From a corporate perspective this means a wide range of institutional, process, and behavioral change must occur. In IT – in some ways – this is a more straightforward proposition. Tools are available that can automate significant parts of IT Internal controls. This paper explores what is required for IT to build a sustainable system of IT general controls.
We provide a working model that takes the pain out of the detailed, mundane tasks associated with collecting and reporting on data that auditors require. We’ve taken our experience with customers and relevant research to develop some working guidelines for designing, testing, and documenting IT internal controls.
We’ll also give a brief overview of the Sarbanes-Oxley law. Our focus is on IT general internal controls. This document is not intended as a Sarbanes-Oxley silver bullet. Its intent is to provide some templates that IT managers can use to build a complete sustainable IT general internal control structure.
Sarbanes-Oxley Overview
The Sarbanes-Oxley Act of 2002 was fashioned to protect investors by requiring accuracy, reliability, and accountability of corporate disclosures. It requires companies to put in place controls to inhibit and deter financial misconduct. And it places responsibility for all this – unambiguously – in the hands of the CEO.
Failure to comply with Sarbanes-Oxley exposes senior management to possible prison time (up to 20 years), significant penalties (as much as $5 million), or both. Sarbanes-Oxley is one of the most complete American corporate anti-crime laws ever. It focuses on and proscribes a range of corporate misbehavior such as, altering financial statements, misleading auditors, and intimidating whistle blowers. It doles out harsh punishments and imposes fines and prison sentences for anyone who knowingly alters or destroys a record or document with the intent to obstruct an investigation.

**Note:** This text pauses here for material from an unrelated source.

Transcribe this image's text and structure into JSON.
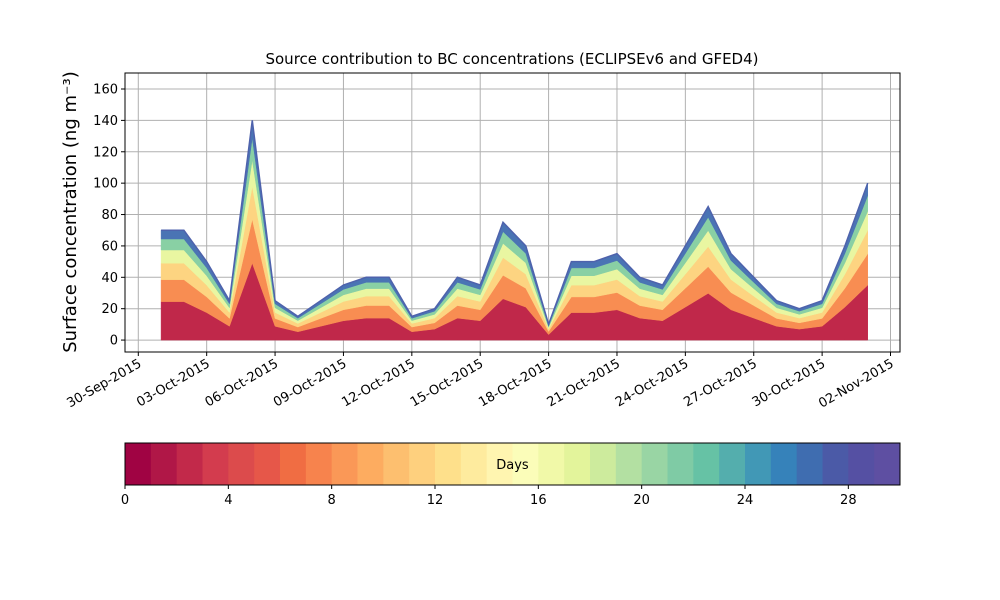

Sarbanes-Oxley is clear on what it disallows, and sets the tone for proper corporate conduct. It does not, however, detail how to become compliant. It leaves the bulk of that decision and definition in the hands of individual businesses. This flexibility is a plus in that it provides wide latitude in compliance. However, the lack of detail has created some confusion as to what constitutes appropriate controls.
Yet, the cost associated with lack of compliance is very real. Moody’s Corp. has taken negative credit action against 20% of companies it covers that reported material weaknesses in their controls.
Much of the discussion about Sarbanes-Oxley as it relates to IT focuses on two sections: 302 and 404. In addition, the Public Company Accounting Oversight Board (PCAOB) issued Auditing Standard No. 2 which provides detailed guidance to auditors of Sarbanes-Oxley compliance.
N. B. PCAOB recently (4/15/05) acknowledged the difficulty and cost associated with 404 compliance and indicated it would be reviewing standards and issuing new guidance and perhaps reopening the rule.